Um es kurz festzuhalten: die Ablehnung von BLW basiert ausschließlich auf einem Artikel von Hilbig, Alexy und Kersting "Beikost: Breimahlzeiten oder Finger Food" und in der Monatsschrift Kinderheilkunde erschien. Es werden folgende Gründe gegen das BLW angeführt:
- Fehlende Allergie-/Zöliakieprävention wegen zu spätem Beikoststart
- Aspirationsgefahr
- zu niedrige Energiezufuhr und Risiken für einen Nährstoffmangel
Ich habe mir diesen Artikel genauer angesehen und war doch sehr überrascht. Schauen wir uns die Punkte und vor allem ihre Begründung doch mal im Einzelnen an:
Fehlende Allergie-/Zöliakieprävention

Fragt man sich, warum diese Empfehlung eigentlich geändert wurde, würde man doch eigentlich vermuten, dass die Wissenschaft durch Studien zu der Erkenntnis gelangt ist, dass die frühere Einführung Allergien wirksamer verhindert, als ein Beikoststart erst nach 6 Monaten. Das ist aber gar nicht der Fall - tatsächlich erwiesen ist nach wir vor nur, dass vor allem das Stillen eine protektive Wirkung bei der Allergievermeidung hat. Leider wird in Deutschland nur sehr kurz gestillt - mit 4 Monaten werden noch etwa 60 % der Kinder gestillt, bis zum Alter von 6 Monaten sinkt die Quote auf 40-50 %. Also hat man einfach den Beginn der Beikosteinführung nach vorne gezogen, damit möglichst beides noch zusammenfällt. Das wird auch hier vom Ministerium für Ernährung und Landwirtschaft bestätigt:
"Neuere Daten [...] ergaben, dass im 6. Monat nur noch 52% der Kinder gestillt werden. [...] Würde eine Einführung der Beikost erst ab Beginn des 7. Monats empfohlen, müssten demzufolge knapp die Hälfte der [...] Säuglinge die Zeit bis zum empfohlenen Beikoststart mit Säuglingsmilchnahrung „überbrücken“. Die oben angeführte risikomindernde Maßnahme würde diese Kinder nicht erreichen".

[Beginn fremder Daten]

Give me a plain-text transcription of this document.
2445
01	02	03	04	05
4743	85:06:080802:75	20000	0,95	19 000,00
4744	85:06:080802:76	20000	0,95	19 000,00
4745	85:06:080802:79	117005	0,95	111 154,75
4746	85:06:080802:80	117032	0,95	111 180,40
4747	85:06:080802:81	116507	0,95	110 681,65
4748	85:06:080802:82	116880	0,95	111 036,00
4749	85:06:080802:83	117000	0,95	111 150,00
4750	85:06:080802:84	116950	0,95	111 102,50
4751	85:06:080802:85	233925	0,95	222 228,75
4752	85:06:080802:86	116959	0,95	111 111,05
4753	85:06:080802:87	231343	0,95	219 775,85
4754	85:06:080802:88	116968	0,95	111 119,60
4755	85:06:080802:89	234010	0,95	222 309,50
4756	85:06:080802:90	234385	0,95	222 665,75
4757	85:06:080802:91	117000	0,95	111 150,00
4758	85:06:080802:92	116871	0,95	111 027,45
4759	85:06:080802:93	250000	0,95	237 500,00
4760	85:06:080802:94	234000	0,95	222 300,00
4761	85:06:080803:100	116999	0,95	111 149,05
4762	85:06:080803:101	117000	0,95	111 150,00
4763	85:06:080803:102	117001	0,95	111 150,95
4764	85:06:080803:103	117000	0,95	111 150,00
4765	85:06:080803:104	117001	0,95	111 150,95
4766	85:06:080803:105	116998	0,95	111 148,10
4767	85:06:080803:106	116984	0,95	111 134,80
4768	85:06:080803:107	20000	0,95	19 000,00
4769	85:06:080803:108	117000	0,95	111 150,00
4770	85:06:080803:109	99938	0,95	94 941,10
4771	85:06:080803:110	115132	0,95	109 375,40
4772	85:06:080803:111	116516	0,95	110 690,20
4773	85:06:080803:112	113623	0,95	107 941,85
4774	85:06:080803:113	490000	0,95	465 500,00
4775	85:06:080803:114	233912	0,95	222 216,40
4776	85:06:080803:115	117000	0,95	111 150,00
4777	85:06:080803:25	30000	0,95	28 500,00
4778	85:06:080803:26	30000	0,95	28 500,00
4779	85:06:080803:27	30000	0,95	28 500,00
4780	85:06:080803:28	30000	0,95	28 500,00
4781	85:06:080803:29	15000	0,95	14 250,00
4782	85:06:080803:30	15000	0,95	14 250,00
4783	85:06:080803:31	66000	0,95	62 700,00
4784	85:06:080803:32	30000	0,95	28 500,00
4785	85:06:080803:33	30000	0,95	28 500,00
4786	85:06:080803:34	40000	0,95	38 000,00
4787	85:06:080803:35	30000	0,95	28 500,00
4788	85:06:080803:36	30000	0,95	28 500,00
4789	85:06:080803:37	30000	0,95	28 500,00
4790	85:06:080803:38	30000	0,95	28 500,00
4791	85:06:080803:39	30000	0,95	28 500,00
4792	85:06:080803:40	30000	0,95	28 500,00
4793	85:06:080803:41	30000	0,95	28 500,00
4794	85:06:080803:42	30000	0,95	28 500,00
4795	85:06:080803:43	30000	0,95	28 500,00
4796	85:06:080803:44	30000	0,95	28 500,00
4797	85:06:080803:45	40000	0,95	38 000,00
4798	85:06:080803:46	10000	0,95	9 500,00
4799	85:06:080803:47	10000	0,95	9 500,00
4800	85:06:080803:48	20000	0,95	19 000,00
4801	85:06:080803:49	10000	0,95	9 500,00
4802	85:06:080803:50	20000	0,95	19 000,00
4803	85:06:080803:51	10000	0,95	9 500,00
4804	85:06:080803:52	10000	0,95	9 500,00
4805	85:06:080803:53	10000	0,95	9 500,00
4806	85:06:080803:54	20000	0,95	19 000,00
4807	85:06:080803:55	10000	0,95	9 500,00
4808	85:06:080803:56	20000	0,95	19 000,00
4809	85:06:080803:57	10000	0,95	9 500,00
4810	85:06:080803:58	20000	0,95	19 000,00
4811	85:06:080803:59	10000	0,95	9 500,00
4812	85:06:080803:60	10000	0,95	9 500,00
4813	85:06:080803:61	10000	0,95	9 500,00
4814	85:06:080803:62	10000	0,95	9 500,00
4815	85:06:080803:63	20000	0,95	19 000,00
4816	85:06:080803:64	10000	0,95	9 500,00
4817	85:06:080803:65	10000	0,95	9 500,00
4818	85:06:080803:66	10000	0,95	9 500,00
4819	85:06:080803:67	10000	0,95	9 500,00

Bei der Allergieprävention kommt es also nicht auf den Zeitpunkt der Beikosteinführung an, sondern darauf, dass gleichzeitig noch gestillt wird. Denn die Muttermilch schützt vor Allergien - im 5. Monat genau so, wie im 8. Monat. Daher ist die (ohnehin nur) vermeintliche spätere Einführung von Beikost durch das BLW im Grunde gar kein Problem - so lange dabei noch gestillt wird (was bei BLW ja üblicherweise der Fall ist).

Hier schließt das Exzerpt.